Characterization of Surface Foraging Behaviors of Southern Resident Killer Whales from Aerial Photographs
- Author(s): Shedd, Taylor;
- et al.
The endangered Southern Resident Killer Whale (SRKW) population is an icon of the Pacific Northeast. The population has experienced a 10 percent decline in population since 2005 and now number only 76 individuals, the lowest abundance in more than 30 years.

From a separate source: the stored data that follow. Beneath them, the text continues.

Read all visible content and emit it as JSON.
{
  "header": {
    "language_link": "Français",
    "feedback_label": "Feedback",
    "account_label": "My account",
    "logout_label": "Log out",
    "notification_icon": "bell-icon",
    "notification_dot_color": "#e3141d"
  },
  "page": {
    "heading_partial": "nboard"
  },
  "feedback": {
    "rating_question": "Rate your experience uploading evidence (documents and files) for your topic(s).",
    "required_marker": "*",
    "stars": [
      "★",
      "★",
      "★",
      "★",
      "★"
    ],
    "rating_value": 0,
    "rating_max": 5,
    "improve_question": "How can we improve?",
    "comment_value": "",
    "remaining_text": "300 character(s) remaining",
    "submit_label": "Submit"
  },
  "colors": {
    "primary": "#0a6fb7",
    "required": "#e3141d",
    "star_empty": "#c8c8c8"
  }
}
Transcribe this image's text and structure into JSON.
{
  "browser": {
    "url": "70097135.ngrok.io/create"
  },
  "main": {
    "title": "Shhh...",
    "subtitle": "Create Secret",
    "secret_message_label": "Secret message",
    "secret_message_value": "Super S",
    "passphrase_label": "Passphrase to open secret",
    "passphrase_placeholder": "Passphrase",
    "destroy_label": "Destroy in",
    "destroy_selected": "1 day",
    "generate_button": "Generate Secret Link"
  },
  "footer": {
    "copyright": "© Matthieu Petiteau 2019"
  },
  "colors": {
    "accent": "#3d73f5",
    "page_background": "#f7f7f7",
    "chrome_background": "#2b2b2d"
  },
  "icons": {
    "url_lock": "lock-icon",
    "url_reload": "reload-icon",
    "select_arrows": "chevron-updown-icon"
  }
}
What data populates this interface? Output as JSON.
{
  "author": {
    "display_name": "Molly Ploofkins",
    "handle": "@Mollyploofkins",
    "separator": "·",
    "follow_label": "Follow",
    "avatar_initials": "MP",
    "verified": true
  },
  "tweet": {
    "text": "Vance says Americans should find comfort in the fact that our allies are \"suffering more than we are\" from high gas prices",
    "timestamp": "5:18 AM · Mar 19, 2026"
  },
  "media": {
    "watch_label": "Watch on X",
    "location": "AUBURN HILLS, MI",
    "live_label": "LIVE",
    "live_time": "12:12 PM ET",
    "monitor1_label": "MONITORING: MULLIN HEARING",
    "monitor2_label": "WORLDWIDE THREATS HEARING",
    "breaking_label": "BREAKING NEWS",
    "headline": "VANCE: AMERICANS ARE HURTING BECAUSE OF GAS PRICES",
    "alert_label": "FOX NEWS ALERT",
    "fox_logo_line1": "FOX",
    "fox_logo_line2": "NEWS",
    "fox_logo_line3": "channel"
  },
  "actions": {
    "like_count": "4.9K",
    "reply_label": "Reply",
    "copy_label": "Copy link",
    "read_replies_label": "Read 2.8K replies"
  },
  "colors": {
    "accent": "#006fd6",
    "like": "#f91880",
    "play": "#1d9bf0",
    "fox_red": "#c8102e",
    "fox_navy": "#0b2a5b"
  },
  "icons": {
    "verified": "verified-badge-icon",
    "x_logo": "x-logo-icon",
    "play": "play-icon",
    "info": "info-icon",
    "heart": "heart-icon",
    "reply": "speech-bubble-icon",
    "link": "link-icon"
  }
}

The SRKWs have been shown to be food-limited with declines in survival and reproduction in years following low salmon availability. Diet studies conducted on the SRKWs have shown a strong prey preference for Chinook salmon (Oncorhynchus tshawytscha) in the summer, yet uncertainty remains about prey preferences and foraging behavior. To help fill this data gap, I used high-resolution aerial images to quantify and describe foraging behavior from a new perspective. Specifically, I reviewed images collected by a small unmanned hexacopter during five individual month-long field efforts between 2015 and 2017. From this collection 29 distinct foraging events were documented in 2,384 images that allowed for photogrammetry measurements of fish size, and species identification of fish preyed upon. The data show that there is a clear difference in the size of fish chased versus the size of fish confirmed to be captured and shared with other members of the pod, suggesting that the whales may be selectively targeting certain size or age classes of fish. Most of the fish observed within the study were determined to be Chinook salmon with the possibility of other salmonid species also being preyed upon. Of the 18 successful foraging events, prey-sharing occurred 88% of the time, with 62.5% of prey-sharing behavior occurring between mothers and calves. This knowledge is important to the successful management and protection of this unique and critically endangered population. Knowing targeted species and size classes of fish can allow for better fishing and recovery strategies, which may lead to increased foraging success of the SRKWs.